Two 22-year-old industrial design students making a low-carbon fibreglass alternative out of harakeke are raising $2m to start taking their product global
Ben Scales knew harakeke was tough. He remembers running over a bush as a teenager the first time he got to use his parents’ ride-on mower. He blunted a brand new blade.
So when as an industrial product design student at Canterbury University he and fellow student William Murrell started looking for natural, carbon-friendly alternatives to materials like fibreglass and carbon fibre, he thought about the humble plant known as New Zealand flax.
“I was doing a materials engineering paper and learning about composite materials and I got a carbon fibre splinter and a headache from all the resins we were using and thought ‘This is a horrible industry’. And being a Gen Z perfectionist I’m like ‘How can we make some changes?’”

Fibreglass and carbon fibre are seemingly miracle materials. Lightweight and super-strong, they are used in everything from waterslides and tennis rackets to boats and rockets.
But they aren’t great for the environment. Making both is energy intensive and a significant source of greenhouse gases.
Scales and Murrell wondered about plant-based fibreglass-type materials and started toying with the idea of harakeke, labelled by early European botanists as flax, but actually part of the lily family.
“I learnt they were making boats out of hemp in Europe,” Scales says. "I realised we had something even stronger."
Harakeke is also a seemingly miracle material. Māori used parts of the plant for rafts, sweeteners, poultices and medicine, and harakeke fibre made fishing lines, nets and rope.
Harakeke rope was so strong, in fact, early Australian traders wanted it - and as much as Māori could make. They bartered harakeke for muskets, in the process turning tribal conflict into full-scale war.
Later, flax milling was one of the young colony’s biggest industries. By 1870 there were 161 flax mills nationwide, with 1766 workers, according to Te Ara, the Encyclopedia of New Zealand.
A century and a half later, and Murrell and Scales, both 20 and in the early stages of industrial product design degrees, started experimenting with harakeke, making rope from the fibres and a skateboard from a mix of harakeke and plastic 3D print waste.
"We thought sustainability was going to be our foot in the door. We were completely wrong." Ben Scales, KiwiFibre Innovations
They formed a company called KiwiFibre Innovations and within a year or so, started taking their product to potential customers. The pitch: we can supply materials with a carbon footprint 80-85 percent smaller than glass and carbon fibre composites.
Companies were unimpressed.
“We thought sustainability was going to be our foot in the door. We were completely wrong. The conversation with marketers and management was the second one. First you had to get past the engineers. They went ‘So, is it stronger than fibreglass?’ and we went ‘No'.”
And that was it. End of pitch.
“It was an eye opener for me. We thought they’d be ‘Oh cool, it’s a swap for fibreglass and it’s sustainable. We’ll buy it.’ Instead, sustainability was an afterthought. We had to go back to the drawing board.”

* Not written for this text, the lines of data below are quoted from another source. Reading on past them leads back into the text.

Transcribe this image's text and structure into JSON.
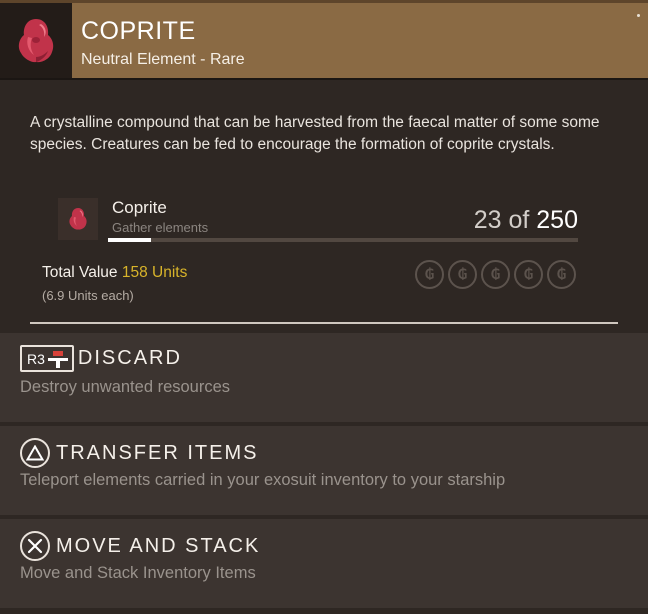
{
  "item": {
    "name": "COPRITE",
    "category": "Neutral Element - Rare",
    "description": "A crystalline compound that can be harvested from the faecal matter of some some species. Creatures can be fed to encourage the formation of coprite crystals.",
    "icon": "coprite-crystal-icon",
    "accent_color": "#8a6a44"
  },
  "resource": {
    "name": "Coprite",
    "hint": "Gather elements",
    "current": "23",
    "separator": "of",
    "max": "250",
    "progress": 0.092
  },
  "value": {
    "label": "Total Value",
    "units": "158 Units",
    "each": "(6.9 Units each)",
    "unit_icons": [
      "units-icon",
      "units-icon",
      "units-icon",
      "units-icon",
      "units-icon"
    ],
    "units_color": "#d8b42a"
  },
  "actions": [
    {
      "button": "R3",
      "button_icon": "r3-stick-icon",
      "label": "DISCARD",
      "description": "Destroy unwanted resources"
    },
    {
      "button_icon": "triangle-button-icon",
      "label": "TRANSFER ITEMS",
      "description": "Teleport elements carried in your exosuit inventory to your starship"
    },
    {
      "button_icon": "cross-button-icon",
      "label": "MOVE AND STACK",
      "description": "Move and Stack Inventory Items"
    }
  ]
}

The latest iterations of KiwiFibre materials have a strength to weight ratio better than fibreglass and carbon fibre, Scales says. They also solve other problems facing engineers and designers - a better ability to absorb vibration absorption, for example, and fewer issues with interference from radio waves.
Scales says KiwiFibre has had interest from potential customers, including a $25 billion Nasdaq-listed geospatial engineering company set to become the first to use KiwiFibre materials to replace carbon fibre and fibreglass in a range of products.

Scales was a finalist in the KiwiNet Research Commercialisation Awards earlier this month, and has just been asked to give a TEDx talk next year.
The pair are also in the final stages of a $2 million capital raise, Scales says, with what seems like thousands of investment pitches under their belt.
There are angel investors interested, Scales says, but getting a tie-up between a potential investor’s desire to make money, and the company’s cultural, social and environmental goals isn’t easy.
“We have a profitable business model, but for us it’s a balance between short-term profit and setting ourselves up for environmentally-sustainable growth."
That goal also means working with iwi and farmers to set up a sustainable harakeke supply chain, and Scales would like to see the company replace the chemical-based resins mixed in with the hakakeke fibres with natural products.
Meanwhile, “We’ve set ourselves the goal to be profitable late next year”.
Oh, and there are those industrial product design degrees to finish.